Anna Julia Cooper Image 1892

 

Born into slavery, Anna Julia Cooper was one of the first black women graduates from Oberlin College, and she earned her doctorate at the Sorbonne at the age of 66. Her book A Voice from the South includes speeches and essays expressing her views as a women’s rights and political activist.

 

Excerpt:

 

Now please understand me. I do not ask you to admit that these benefactions and virtues are the exclusive possession of women, or even that women are their chief and only advocates. It may be a man who formulates and makes them vocal. It may be, and often is, a man who weeps over the wrongs and struggles for the amelioration: but that man has imbibed those impulses from a mother rather than from a father and is simply materializing and giving back to the world in tangible form the ideal love and tenderness, devotion and care that have cherished and nourished the helpless period of his own existence.

 

All I claim is that there is a feminine as well as a masculine side to truth; that these are related not as inferior and superior, not as better and worse, not as weaker and stronger, but as complements—complements in one necessary and symmetric whole. That as the man is more noble in reason, so the woman is more quick in sympathy.

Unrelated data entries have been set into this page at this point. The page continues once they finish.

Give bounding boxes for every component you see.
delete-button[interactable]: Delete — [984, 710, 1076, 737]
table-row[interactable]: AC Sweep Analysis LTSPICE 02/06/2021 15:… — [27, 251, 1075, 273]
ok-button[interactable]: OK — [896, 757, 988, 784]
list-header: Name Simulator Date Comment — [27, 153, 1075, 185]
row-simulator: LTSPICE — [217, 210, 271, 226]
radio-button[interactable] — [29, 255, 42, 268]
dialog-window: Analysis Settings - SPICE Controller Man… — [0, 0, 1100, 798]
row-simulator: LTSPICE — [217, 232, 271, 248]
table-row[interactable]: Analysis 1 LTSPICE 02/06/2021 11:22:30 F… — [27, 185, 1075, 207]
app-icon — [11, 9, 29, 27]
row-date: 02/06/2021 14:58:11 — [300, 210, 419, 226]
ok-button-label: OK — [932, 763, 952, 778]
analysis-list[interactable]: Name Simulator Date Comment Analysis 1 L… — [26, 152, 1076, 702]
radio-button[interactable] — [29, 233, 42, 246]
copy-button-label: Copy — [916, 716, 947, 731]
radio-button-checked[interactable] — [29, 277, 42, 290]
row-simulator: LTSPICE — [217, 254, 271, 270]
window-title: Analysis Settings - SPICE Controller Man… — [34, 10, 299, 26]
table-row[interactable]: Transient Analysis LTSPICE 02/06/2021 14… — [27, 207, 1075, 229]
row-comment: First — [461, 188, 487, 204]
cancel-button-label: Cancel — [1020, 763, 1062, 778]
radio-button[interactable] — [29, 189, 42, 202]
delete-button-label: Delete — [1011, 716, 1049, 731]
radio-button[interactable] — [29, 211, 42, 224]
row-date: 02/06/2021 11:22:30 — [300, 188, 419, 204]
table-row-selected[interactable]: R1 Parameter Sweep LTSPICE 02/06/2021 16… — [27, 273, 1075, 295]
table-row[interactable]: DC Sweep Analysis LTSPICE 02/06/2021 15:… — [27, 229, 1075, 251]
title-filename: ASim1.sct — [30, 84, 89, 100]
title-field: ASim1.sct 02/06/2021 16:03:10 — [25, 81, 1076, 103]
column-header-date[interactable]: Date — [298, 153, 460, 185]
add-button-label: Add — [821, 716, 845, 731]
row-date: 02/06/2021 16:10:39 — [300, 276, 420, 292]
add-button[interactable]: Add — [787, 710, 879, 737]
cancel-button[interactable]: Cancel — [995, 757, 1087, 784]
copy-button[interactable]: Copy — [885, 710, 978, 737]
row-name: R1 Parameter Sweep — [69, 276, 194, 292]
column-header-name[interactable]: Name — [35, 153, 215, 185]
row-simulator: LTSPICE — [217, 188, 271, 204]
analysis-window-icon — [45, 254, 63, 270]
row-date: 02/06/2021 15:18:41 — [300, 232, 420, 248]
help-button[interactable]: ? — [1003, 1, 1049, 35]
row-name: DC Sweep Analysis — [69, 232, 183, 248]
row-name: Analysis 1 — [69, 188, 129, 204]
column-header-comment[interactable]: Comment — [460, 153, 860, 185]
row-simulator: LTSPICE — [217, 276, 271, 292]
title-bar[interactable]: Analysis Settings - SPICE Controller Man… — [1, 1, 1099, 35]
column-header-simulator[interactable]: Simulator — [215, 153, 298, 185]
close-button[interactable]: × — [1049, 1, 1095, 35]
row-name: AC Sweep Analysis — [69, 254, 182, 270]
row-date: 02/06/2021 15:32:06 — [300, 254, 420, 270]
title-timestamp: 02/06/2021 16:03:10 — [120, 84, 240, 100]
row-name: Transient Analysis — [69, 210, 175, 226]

That as he is indefatigable in pursuit of abstract truth, so is she in caring for the interests by the way—striving tenderly and lovingly that not one of the least of these “little ones” should perish. That while we not unfrequently [sic] see women who reason, we say, with the coolness and precision of a man, and men as considerate of helplessness as a woman, still there is a general consensus of mankind that the one trait is essentially masculine and the other as peculiarly feminine. That both are needed to be worked into the training of children, in order that our boys may supplement their virility by tenderness and sensibility, and our girls may round out their gentleness by strength and self-reliance. That, as both are alike necessary in giving symmetry to the individual, so a nation or a race will degenerate into mere emotionalism on the one hand, or bullyism on the other, if dominated by either exclusively; lastly, and most emphatically, that the feminine factor can have its proper effect only through woman’s development and education so that she may fitly and intelligently stamp her force on the forces of her day, and add her modicum to the riches of the world’s thought.